Medtronic (NYSE:MDT) fired back against accusations that it’s running a whisper campaign against arch-rival St. Jude Medical (NYSE:STJ), saying its own review of an FDA database supports the controversial findings of a study tying St. Jude’s recalled Riata defibrillator leads with deaths from internal short circuits.
Late last week, St. Paul-based St. Jude called for the retraction of the study, published by noted cardiologist Dr. Robert Hauser, finding a high rate of deaths related to the Riata leads after a review of medical device adverse event reports in the federal watchdog agency’s MAUDE database. St. Jude continued the offensive over the weekend, with CEO Daniel Starks accusing its peers of smearing its name to gain an edge in the slumping cardiac rhythm management arena.
"This is not a new accusation. From the very beginning of this Riata issue, St. Jude has been making claims that this is nothing more than a marketing campaign by Medtronic," spokesman Chris Garland told MassDevice.com in an email. "Medtronic has reviewed the MAUDE filings, applying the search criteria that Dr. Hauser used in his paper. Our results are roughly in line with Dr. Hauser’s results."
St. Jude claims that Hauser’s study included "inaccurate facts and biased analysis."
"Dr. Robert Hauser’s manuscript reported 62 deaths associated with another lead manufactured by Medtronic when, in fact, the actual number was 377 deaths – more than 6 times the amount published by Dr. Hauser. His resulting analysis, therefore, was invalid. We are seeking retraction and removal of the article from Heart Rhythm and will be making our research available to the Heart Rhythm Society for independent verification," the company told MassDevice.com today via email. "From the beginning, we have been interested only in ensuring that patients and the physician community have all of the correct facts surrounding our Riata silicone-only cardiac lead line. Our intent in correcting the manuscript and in calling for a retraction is simply that our research indicates that the data in the published manuscript is in error."
"St. Jude Medical was not consulted prior to the publication, nor asked to validate any of the data," the company said last week. "Since the manuscript was published, the company has spent more than 300 hours attempting to reach the same conclusions as Dr. Hauser, but can find no way of analyzing the MAUDE database that reproduces the same numbers reported in the manuscript."
St. Jude has kicked up the volume on its public statements about the Riata recall since last month’s release of the Hauser study finding that the Riata devices failed more frequently than previously reported. The device maker demanded a retraction of the study, which culled 133 lead-related deaths from the FDA’s MAUDE database and linked 22 to problems with the Riata leads. Medtronic’s Quattro Secure leads, which rely on a different insulation material, were associated with 5 deaths, according to Hauser.
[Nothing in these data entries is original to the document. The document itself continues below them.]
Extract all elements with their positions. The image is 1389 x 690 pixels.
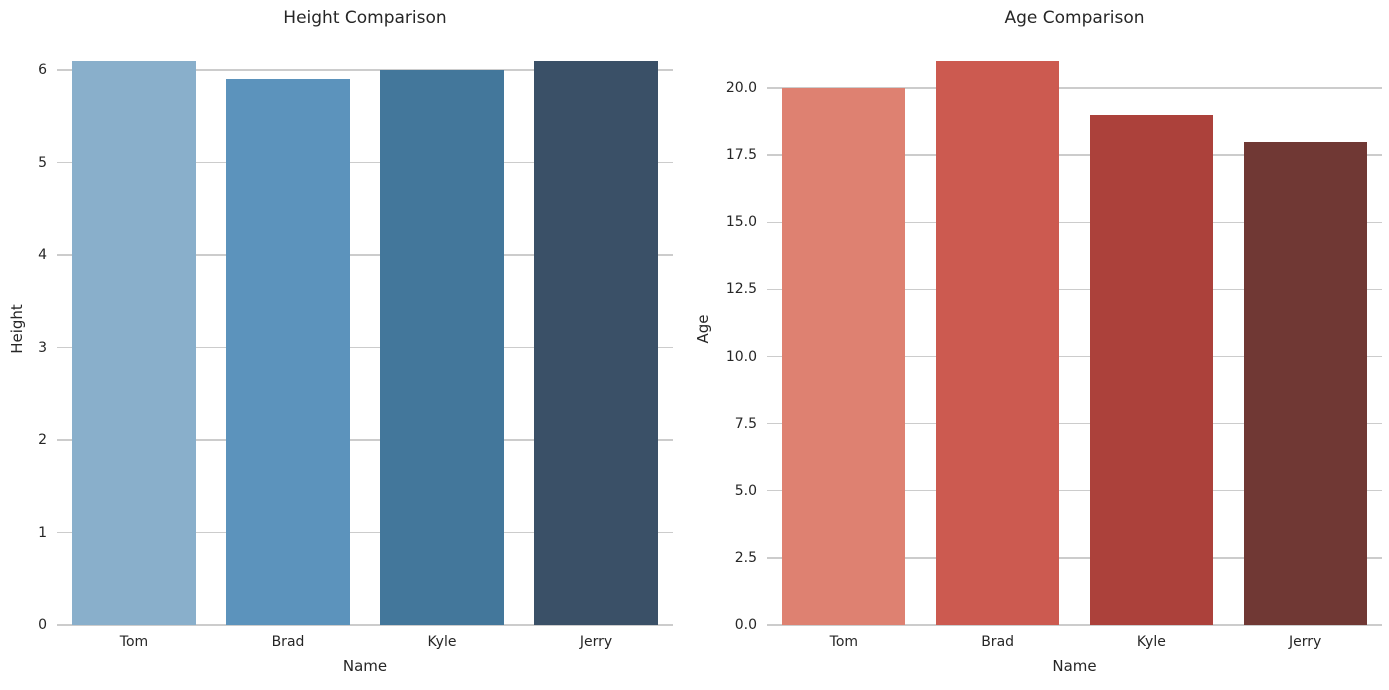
age-chart-ytick-label: 10.0 [725,348,757,365]
bar-jerry [1243,141,1367,625]
height-chart-ytick-label: 4 [38,247,47,263]
gridline [767,288,1382,291]
gridline [767,422,1382,425]
height-chart-ytick-label: 0 [38,617,47,633]
gridline [767,221,1382,223]
age-chart-xtick-label: Kyle [1136,634,1166,650]
bar-kyle [380,70,504,625]
height-chart-xtick-label: Tom [119,634,149,650]
bar-kyle [1089,114,1213,625]
bar-tom [72,60,196,625]
gridline [57,624,673,626]
gridline [767,557,1382,559]
age-chart-ytick-label: 15.0 [725,214,757,231]
age-chart-ytick-label: 17.5 [725,147,757,164]
age-chart-ytick-label: 12.5 [725,281,757,298]
gridline [57,439,673,441]
gridline [767,154,1382,156]
age-chart-ytick-label: 5.0 [734,482,757,499]
age-chart-xtick-label: Tom [829,634,859,650]
height-chart-plot-area [57,33,673,626]
height-chart-xtick-label: Kyle [427,634,457,650]
gridline [57,254,673,256]
gridline [767,87,1382,89]
height-chart-x-axis-label: Name [342,657,388,675]
gridline [767,355,1382,358]
height-chart-title: Height Comparison [283,8,447,28]
height-chart-xtick-label: Brad [271,634,305,650]
gridline [57,346,673,349]
gridline [57,531,673,534]
gridline [767,490,1382,492]
age-chart-plot-area [767,33,1382,626]
age-chart-y-axis-label: Age [694,314,712,344]
age-chart-xtick-label: Brad [981,634,1015,650]
bar-brad [936,61,1060,625]
height-chart-ytick-label: 1 [38,524,47,541]
gridline [767,624,1382,626]
height-chart-ytick-label: 6 [38,62,47,78]
height-chart-ytick-label: 2 [38,432,47,448]
height-chart-ytick-label: 5 [38,154,47,171]
height-chart-ytick-label: 3 [38,339,47,356]
bar-tom [782,88,906,625]
gridline [57,69,673,71]
age-chart-x-axis-label: Name [1052,657,1097,675]
age-chart-ytick-label: 7.5 [734,415,757,432]
bar-brad [226,79,350,625]
age-chart-ytick-label: 20.0 [725,80,757,97]
gridline [57,161,673,164]
age-chart-title: Age Comparison [1004,8,1145,28]
age-chart-ytick-label: 2.5 [734,549,757,566]
age-chart-xtick-label: Jerry [1288,634,1322,650]
age-chart-ytick-label: 0.0 [734,617,757,633]
height-chart-xtick-label: Jerry [579,634,613,650]
bar-jerry [534,60,658,625]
"This has become a topic of competitive marketing," Starks told the New York Times over the weekend. "We have competitors going to physicians and informing them, either incompletely or mistakenly, of a competitively hostile view of the facts."
Starks and other executives also accused its Twin Cities foe of spreading rumors and breeding doubt about St. Jude’s Durata leads, according to the Times. The Durata leads use a different coating material than the Riata line and have not been associated with the same insulation issues.
"Numerous other institutions have issued case studies and manuscripts on this issue," Medtronic’s Garland told us. "This is very clearly not a marketing campaign; this is a serious issue with a device in the marketplace."
He went on to defend the Quattro lead, calling it "the industry’s and the world’s most reliable defibrillation lead, showing 97 percent lead survivability at 8 years post implant."
St. Jude stopped selling the Riata leads in December 2010, after revealing a 0.47% rate of "insulation abrasion" after 9 years of use. The issue, which occurs when the lead wires poke through their insulation, can cause an interruption in the cables’ ability to sense rhythm problems in the heart and could prevent needed shock therapy or even cause unwanted shocks to a patient’s heart.
The company issued a recall in December 2011 after 2 patients died and another suffered a serious injury when surgeons attempted to extract the leads. St. Jude last week preemptively recalled its QuickSite and QuickFlex left-ventricular leads for insulation issues similar to those found with Riata but which had yet to result in any injuries or deaths.
STJ shares sagged on Wall Street today, dropping 4.8% to $38.99 as of about 1:30 p.m. MDT shares were down 0.7% to $37.93.